Strona 1 z 1

Boję się siebie

: 25 listopada 2021, o 19:58
autor: nieważne123
Hej, na wstępie chciałabym przeprosić jeśli piszę w jakimś złym miejscu, ale jestem tu nowa.

Mam zdiagnozowane ocd (na tle religijnym), leczę się itd, ale jedna rzecz mnie przeraża. Jak jestem w obecności malutkiej kuzynki to odczuwam podniecenie. Czytałam że to jest też objaw ocd, ale u mnie jest trochę inaczej, bo nie ma przy tym żadnych myśli, samo uczucie oraz do tego czasu myślałam, że jestem aegoseksualna (teraz jak to piszę mam wyrzuty sumienia że to grzech że się do tego przyznaję tak btw), nie podniecałam się na widok mężczyzn ani kobiet, czułam to tylko jak czytałam jakieś erotyki.
Myślę, że to się zaczęło jak popatrzyłam na jakieś nagie dzieci na plaży (to po prostu była myśl żeby to zrobić i to zrobiłam bez zastanowienia) potem były straszne wyrzuty sumienia, strach przed sobą i rozmyślania nad tym czy sprawiło mi to przyjemność. (Poszłam jeszcze po tym do komunii, bo nie wiedziałam czy to grzech, może ktoś mógłby mi powiedzieć co o tym myśleć?).

Normalnie o natręctwach rozmawiam z mamą, ale nie jestem w stanie jej tego powiedzieć, psychologowi też się boję. Proszę o pomoc, chciałabym też z kimś pogadać.

Re: Boję się siebie

: 28 listopada 2021, o 16:30
autor: grzeslaw
Hej,

Zakładam po Twoim poście, że jesteś w Kościele Katolickim.
W takim wypadku, według mojej znajomości Jego nauczania żadna reakcja automatyczna (np. podniecenie seksualne) sama w sobie nie jest grzechem.
To co opisujesz to jedynie myśli i Twoja reakcja.

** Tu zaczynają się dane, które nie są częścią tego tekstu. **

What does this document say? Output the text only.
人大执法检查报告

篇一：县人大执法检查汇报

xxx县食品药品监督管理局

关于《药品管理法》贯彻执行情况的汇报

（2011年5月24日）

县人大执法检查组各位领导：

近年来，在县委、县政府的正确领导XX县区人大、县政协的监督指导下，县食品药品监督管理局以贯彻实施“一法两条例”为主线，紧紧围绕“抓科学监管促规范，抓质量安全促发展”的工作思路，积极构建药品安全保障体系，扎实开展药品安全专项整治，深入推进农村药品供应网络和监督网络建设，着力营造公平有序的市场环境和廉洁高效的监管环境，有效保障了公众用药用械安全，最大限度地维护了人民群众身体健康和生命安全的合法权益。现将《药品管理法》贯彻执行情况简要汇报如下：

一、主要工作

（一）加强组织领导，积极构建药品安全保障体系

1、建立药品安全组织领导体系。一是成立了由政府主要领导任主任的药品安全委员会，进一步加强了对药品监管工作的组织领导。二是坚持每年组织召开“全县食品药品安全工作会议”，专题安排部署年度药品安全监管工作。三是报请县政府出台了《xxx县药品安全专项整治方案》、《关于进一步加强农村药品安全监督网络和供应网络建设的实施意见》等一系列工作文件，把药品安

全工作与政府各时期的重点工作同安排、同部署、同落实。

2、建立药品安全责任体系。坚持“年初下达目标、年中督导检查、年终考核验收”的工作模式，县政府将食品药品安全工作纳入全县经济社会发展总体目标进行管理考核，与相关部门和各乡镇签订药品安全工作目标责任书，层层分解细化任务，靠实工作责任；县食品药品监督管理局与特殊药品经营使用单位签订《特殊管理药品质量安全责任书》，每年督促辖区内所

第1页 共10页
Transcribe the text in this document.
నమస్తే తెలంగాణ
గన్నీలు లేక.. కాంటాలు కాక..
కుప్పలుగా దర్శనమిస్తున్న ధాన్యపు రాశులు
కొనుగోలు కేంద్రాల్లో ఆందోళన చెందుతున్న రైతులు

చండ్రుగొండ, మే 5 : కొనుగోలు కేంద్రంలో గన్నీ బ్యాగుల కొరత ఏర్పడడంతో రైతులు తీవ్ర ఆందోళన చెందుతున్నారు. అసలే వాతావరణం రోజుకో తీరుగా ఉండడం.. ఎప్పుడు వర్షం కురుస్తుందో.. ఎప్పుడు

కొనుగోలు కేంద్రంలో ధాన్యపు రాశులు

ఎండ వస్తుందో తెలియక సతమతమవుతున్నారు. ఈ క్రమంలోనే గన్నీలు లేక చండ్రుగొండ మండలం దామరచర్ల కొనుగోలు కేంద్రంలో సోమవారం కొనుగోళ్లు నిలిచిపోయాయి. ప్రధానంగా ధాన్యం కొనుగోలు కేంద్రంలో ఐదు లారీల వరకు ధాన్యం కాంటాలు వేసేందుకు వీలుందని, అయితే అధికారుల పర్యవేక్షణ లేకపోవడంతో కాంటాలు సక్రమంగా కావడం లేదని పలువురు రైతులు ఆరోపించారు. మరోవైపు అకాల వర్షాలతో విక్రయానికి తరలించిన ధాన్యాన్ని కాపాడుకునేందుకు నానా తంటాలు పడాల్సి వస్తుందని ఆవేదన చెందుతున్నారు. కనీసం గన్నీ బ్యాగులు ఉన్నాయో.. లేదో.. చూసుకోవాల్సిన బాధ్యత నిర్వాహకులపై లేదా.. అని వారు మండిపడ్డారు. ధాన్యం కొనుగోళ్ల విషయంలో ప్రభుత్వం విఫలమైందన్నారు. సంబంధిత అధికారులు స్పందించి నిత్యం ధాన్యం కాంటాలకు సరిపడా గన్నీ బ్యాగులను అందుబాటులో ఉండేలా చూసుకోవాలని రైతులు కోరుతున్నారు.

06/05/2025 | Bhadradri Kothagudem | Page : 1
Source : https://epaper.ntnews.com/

Człowiek nie ma pełnej kontroli nad swoimi myślami, a ty dodatkowo masz jeszcze OCD. Myśli to nie jest rzeczywistość, co mam wrażenie na tym forum wybrzmiewało już wiele razy :)

Grzechem byłaby prawdopodnie sytuacja, gdy ktoś ma złe intencje i umyślnie, dobrowolnie wystawia się na takie sytuacje.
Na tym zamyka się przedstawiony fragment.